A new special meeting for certification was scheduled for 5 p.m. Thursday.

The elections board was still waiting Tuesday, meanwhile, for the final count of provisional ballots so it could submit a number to the state.

Officials have previously said the county received between 2,400 and 2,500 such ballots, including around 1,500 believed to be cast in the tightly contested race in the 7th Congressional District. The county has not revealed how many of those ballots might ultimately be accepted.

The 7th district race currently sits with incumbent Rep. Rob Woodall leading Democratic challenger Carolyn Bourdeaux by about 900 votes. Additional votes could also play a role in the governor’s race, which Democrat Stacey Abrams has refused to concede.

Litigation abounds

Gwinnett County is named alongside now-former Secretary of State Brian Kemp in multiple lawsuits, targeted for what voting and civil rights groups have identified as a disproportionately high rate of absentee and provisional ballot rejections.

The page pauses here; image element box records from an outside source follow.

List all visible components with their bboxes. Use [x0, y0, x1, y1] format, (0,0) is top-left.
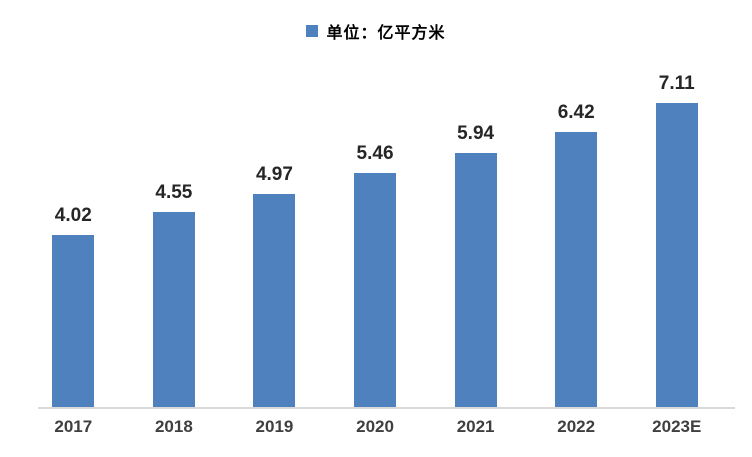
bar-column: 4.55 — [124, 60, 225, 407]
legend-label: 单位：亿平方米 — [326, 25, 446, 42]
chart-legend: 单位：亿平方米 — [0, 19, 752, 43]
bar — [454, 153, 497, 407]
bar-value-label: 5.46 — [356, 143, 394, 164]
bar-column: 5.46 — [325, 60, 426, 407]
bar — [354, 173, 397, 407]
plot-area: 4.02 4.55 4.97 5.46 5.94 6.42 7.11 — [23, 60, 727, 407]
x-tick-label: 2023E — [652, 417, 702, 436]
bar-value-label: 7.11 — [658, 73, 695, 94]
x-tick-label: 2019 — [255, 417, 294, 436]
bar — [52, 235, 95, 407]
x-tick-label: 2022 — [557, 417, 596, 436]
x-tick-label: 2021 — [456, 417, 495, 436]
bar-column: 5.94 — [425, 60, 526, 407]
bar — [555, 132, 598, 407]
x-axis-labels: 2017 2018 2019 2020 2021 2022 2023E — [23, 417, 727, 437]
bar — [253, 194, 296, 407]
bar-column: 4.97 — [224, 60, 325, 407]
bar-column: 6.42 — [526, 60, 627, 407]
x-axis-line — [38, 407, 735, 409]
bar-value-label: 6.42 — [557, 102, 595, 123]
bar-value-label: 4.55 — [155, 182, 193, 203]
bar-value-label: 4.97 — [255, 164, 293, 185]
legend-swatch-icon — [306, 25, 319, 37]
x-tick-label: 2017 — [54, 417, 93, 436]
bar-value-label: 4.02 — [54, 205, 92, 226]
bar — [655, 103, 698, 407]
bar-column: 4.02 — [23, 60, 124, 407]
bar-value-label: 5.94 — [457, 123, 495, 144]
bar — [152, 212, 195, 407]
x-tick-label: 2018 — [154, 417, 193, 436]
bar-column: 7.11 — [626, 60, 727, 407]
x-tick-label: 2020 — [356, 417, 394, 436]
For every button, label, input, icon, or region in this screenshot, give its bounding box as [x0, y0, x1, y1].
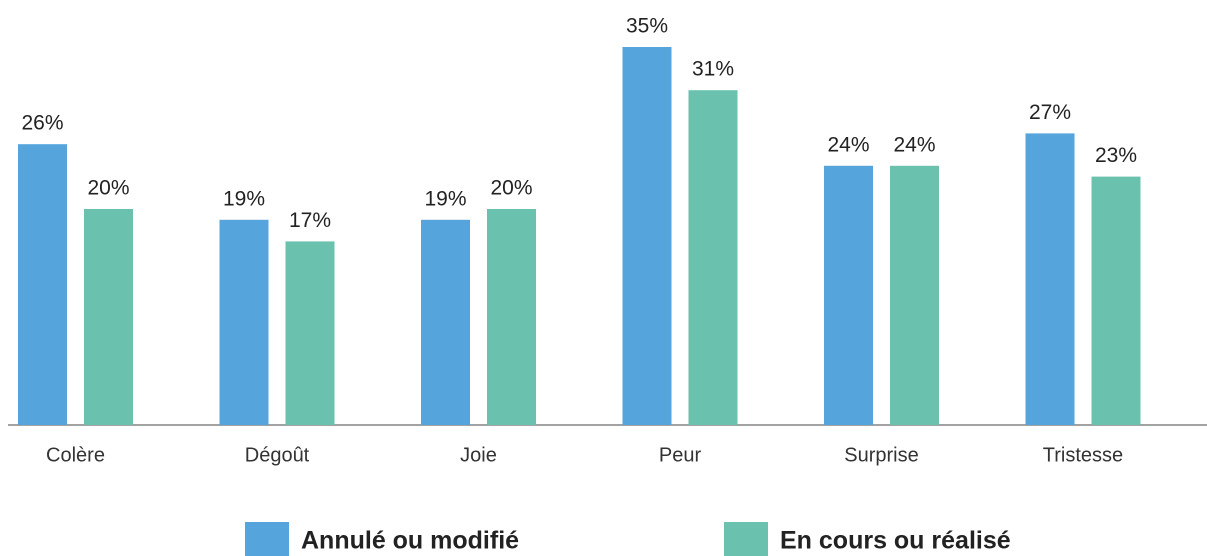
- legend-swatch: [724, 522, 768, 556]
- bar: [487, 209, 536, 425]
- value-label: 20%: [490, 177, 532, 200]
- value-label: 19%: [424, 187, 466, 210]
- x-tick-label: Joie: [460, 444, 497, 466]
- value-label: 19%: [223, 187, 265, 210]
- value-label: 27%: [1029, 101, 1071, 124]
- bar: [18, 144, 67, 425]
- value-label: 31%: [692, 58, 734, 81]
- value-label: 26%: [21, 112, 63, 135]
- bar: [688, 90, 738, 425]
- bar: [890, 165, 939, 426]
- legend-swatch: [245, 522, 289, 556]
- legend-label: En cours ou réalisé: [780, 527, 1011, 555]
- bar: [824, 165, 873, 426]
- legend-label: Annulé ou modifié: [301, 527, 519, 555]
- bar: [219, 219, 269, 425]
- x-tick-label: Tristesse: [1043, 444, 1123, 466]
- bar: [622, 47, 672, 425]
- bar: [1025, 133, 1075, 425]
- bar: [421, 219, 470, 425]
- x-tick-label: Colère: [46, 444, 105, 466]
- value-label: 23%: [1095, 144, 1137, 167]
- x-tick-label: Dégoût: [245, 444, 310, 466]
- value-label: 35%: [626, 15, 668, 38]
- value-label: 20%: [87, 177, 129, 200]
- bar: [285, 241, 335, 425]
- value-label: 24%: [827, 133, 869, 156]
- x-tick-label: Peur: [659, 444, 702, 466]
- bar: [1091, 176, 1141, 425]
- value-label: 24%: [893, 133, 935, 156]
- x-tick-label: Surprise: [844, 444, 918, 466]
- bar: [84, 209, 133, 425]
- value-label: 17%: [289, 209, 331, 232]
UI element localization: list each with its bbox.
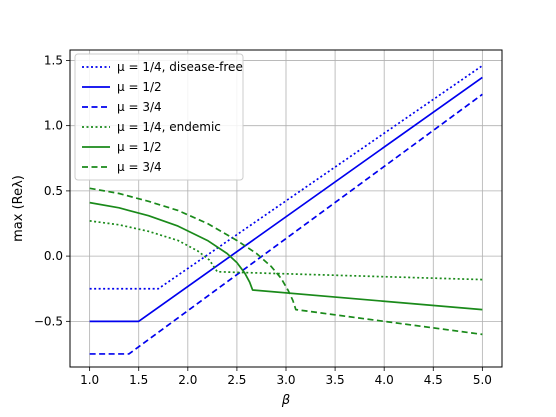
y-tick-label: 1.0 xyxy=(44,119,63,133)
legend-label: μ = 3/4 xyxy=(117,160,162,174)
legend-label: μ = 1/2 xyxy=(117,80,162,94)
legend-label: μ = 1/4, disease-free xyxy=(117,60,243,74)
axis-ticks: 1.0 1.5 2.0 2.5 3.0 3.5 4.0 4.5 5.0 −0.5 0.0 0.5 1.0… xyxy=(34,53,492,387)
series-line-1 xyxy=(89,64,483,290)
legend-label: μ = 1/4, endemic xyxy=(117,120,221,134)
y-tick-label: −0.5 xyxy=(34,314,63,328)
legend-label: μ = 3/4 xyxy=(117,100,162,114)
y-tick-label: 0.5 xyxy=(44,184,63,198)
x-tick-label: 5.0 xyxy=(473,373,492,387)
y-axis-label: max (Reλ) xyxy=(11,175,26,242)
x-tick-label: 4.0 xyxy=(375,373,394,387)
y-tick-label: 0.0 xyxy=(44,249,63,263)
y-tick-label: 1.5 xyxy=(44,53,63,67)
x-tick-label: 1.0 xyxy=(80,373,99,387)
legend: μ = 1/4, disease-free μ = 1/2 μ = 3/4 μ = 1… xyxy=(74,53,244,181)
x-tick-label: 3.5 xyxy=(326,373,345,387)
series-line-4 xyxy=(89,220,483,281)
x-tick-label: 4.5 xyxy=(424,373,443,387)
x-axis-label: β xyxy=(281,393,290,408)
legend-box xyxy=(74,53,244,181)
series-line-6 xyxy=(89,187,483,336)
x-tick-label: 3.0 xyxy=(276,373,295,387)
series-line-2 xyxy=(89,76,483,323)
x-tick-label: 2.5 xyxy=(227,373,246,387)
series-line-3 xyxy=(89,93,483,355)
series-layer xyxy=(89,64,483,355)
x-tick-label: 1.5 xyxy=(129,373,148,387)
series-line-5 xyxy=(89,201,483,311)
legend-label: μ = 1/2 xyxy=(117,140,162,154)
x-tick-label: 2.0 xyxy=(178,373,197,387)
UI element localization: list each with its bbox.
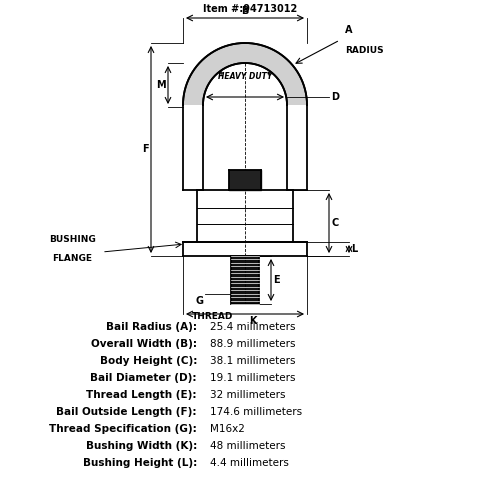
- Text: THREAD: THREAD: [192, 312, 234, 321]
- Text: RADIUS: RADIUS: [345, 46, 384, 55]
- Text: M16x2: M16x2: [210, 424, 245, 434]
- Text: K: K: [249, 316, 257, 326]
- Text: G: G: [195, 296, 203, 306]
- Text: B: B: [242, 6, 248, 16]
- Text: M: M: [156, 80, 166, 90]
- Text: 38.1 millimeters: 38.1 millimeters: [210, 356, 296, 366]
- Text: 32 millimeters: 32 millimeters: [210, 390, 286, 400]
- Text: Body Height (C):: Body Height (C):: [100, 356, 197, 366]
- Text: *: *: [267, 71, 272, 80]
- Text: Item #:94713012: Item #:94713012: [203, 4, 297, 14]
- Text: *: *: [218, 71, 223, 80]
- Text: E: E: [273, 275, 280, 285]
- Text: FLANGE: FLANGE: [52, 254, 92, 263]
- Text: 4.4 millimeters: 4.4 millimeters: [210, 458, 289, 468]
- Text: Thread Specification (G):: Thread Specification (G):: [49, 424, 197, 434]
- Text: Bail Diameter (D):: Bail Diameter (D):: [90, 373, 197, 383]
- Text: 88.9 millimeters: 88.9 millimeters: [210, 339, 296, 349]
- Text: HEAVY DUTY: HEAVY DUTY: [218, 72, 272, 81]
- Text: 174.6 millimeters: 174.6 millimeters: [210, 407, 302, 417]
- Text: Bushing Height (L):: Bushing Height (L):: [83, 458, 197, 468]
- Text: Bushing Width (K):: Bushing Width (K):: [86, 441, 197, 451]
- Text: Thread Length (E):: Thread Length (E):: [86, 390, 197, 400]
- Text: 48 millimeters: 48 millimeters: [210, 441, 286, 451]
- Text: Overall Width (B):: Overall Width (B):: [91, 339, 197, 349]
- Polygon shape: [183, 43, 307, 105]
- Text: D: D: [331, 92, 339, 102]
- Text: Bail Radius (A):: Bail Radius (A):: [106, 322, 197, 332]
- Text: C: C: [331, 218, 338, 228]
- Text: F: F: [142, 144, 149, 154]
- Text: A: A: [345, 25, 352, 35]
- Text: L: L: [351, 244, 357, 254]
- Text: 25.4 millimeters: 25.4 millimeters: [210, 322, 296, 332]
- Polygon shape: [231, 256, 259, 304]
- Text: Bail Outside Length (F):: Bail Outside Length (F):: [56, 407, 197, 417]
- Text: BUSHING: BUSHING: [48, 235, 96, 244]
- Text: 19.1 millimeters: 19.1 millimeters: [210, 373, 296, 383]
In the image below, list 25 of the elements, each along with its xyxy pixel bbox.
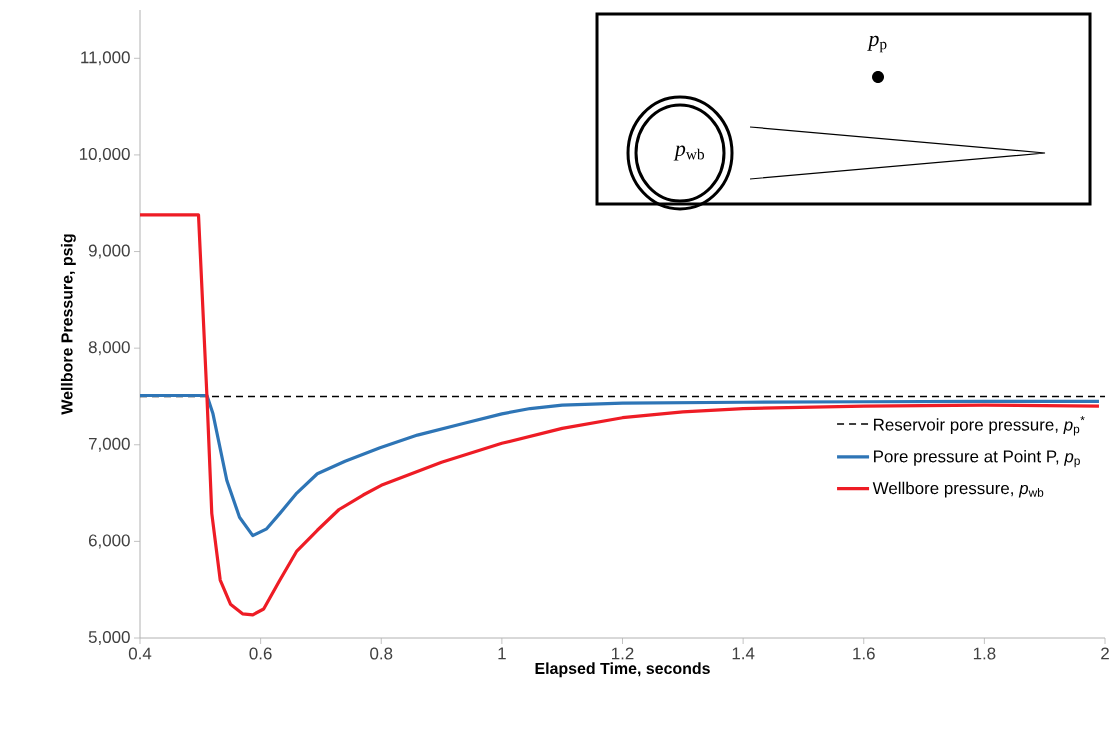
x-tick-label: 1.8 xyxy=(973,647,996,660)
legend-label: Wellbore pressure, p$_{wb}$ xyxy=(872,481,1044,498)
y-tick-label: 9,000 xyxy=(88,244,130,259)
y-tick-label: 6,000 xyxy=(88,534,130,549)
y-tick-label: 7,000 xyxy=(88,437,130,452)
x-tick-label: 0.8 xyxy=(370,647,393,660)
y-tick-label: 5,000 xyxy=(88,631,130,645)
x-tick-label: 0.4 xyxy=(128,647,152,660)
line-series xyxy=(138,393,1101,538)
annotation: p$_{wb}$ xyxy=(673,145,705,161)
x-axis-title: Elapsed Time, seconds xyxy=(535,662,710,678)
x-tick-label: 2 xyxy=(1101,647,1109,660)
line-series xyxy=(138,213,1101,617)
x-tick-label: 1 xyxy=(498,647,506,660)
x-tick-label: 1.4 xyxy=(732,647,755,660)
y-tick-label: 11,000 xyxy=(81,51,130,66)
legend-label: Reservoir pore pressure, p$_{p}$* xyxy=(874,416,1085,436)
x-tick-label: 1.2 xyxy=(612,647,634,660)
y-tick-label: 8,000 xyxy=(88,341,130,356)
x-tick-label: 1.6 xyxy=(853,647,875,660)
annotation: p$_{p}$ xyxy=(867,35,887,53)
x-tick-label: 0.6 xyxy=(249,647,272,660)
legend-label: Pore pressure at Point P, p$_{p}$ xyxy=(874,449,1080,468)
y-tick-label: 10,000 xyxy=(79,147,130,162)
y-axis-title: Wellbore Pressure, psig xyxy=(60,234,76,415)
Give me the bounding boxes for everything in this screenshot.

Gwinnett officials have repeatedly defended their practices, saying they are evaluating ballots in accordance with state law.

But in October, a federal judge issued an injunction ordering Gwinnett and other counties to provide more protections for absentee voters rejected because of signature-related issues. On Monday night, interim Secretary of State Robyn Crittenden instructed county elections officials to count absentee ballots even if they lack a voter’s birth date, as long as the voter’s identity can be verified. 

U.S. District Court Judge Leigh Martin May issued an order backing up Crittenden’s instructions on Tuesday morning. That is the order that triggered Gwinnett’s delayed certification.

Bourdeaux has also joined litigation against Gwinnett, claiming it has rejected a large number of absentee and provisional ballots for trivial reasons.

U.S. District Court Judge Amy Totenberg also issued an order Monday night ordering elections offices to review thousands of provisional ballots that hadn’t been counted.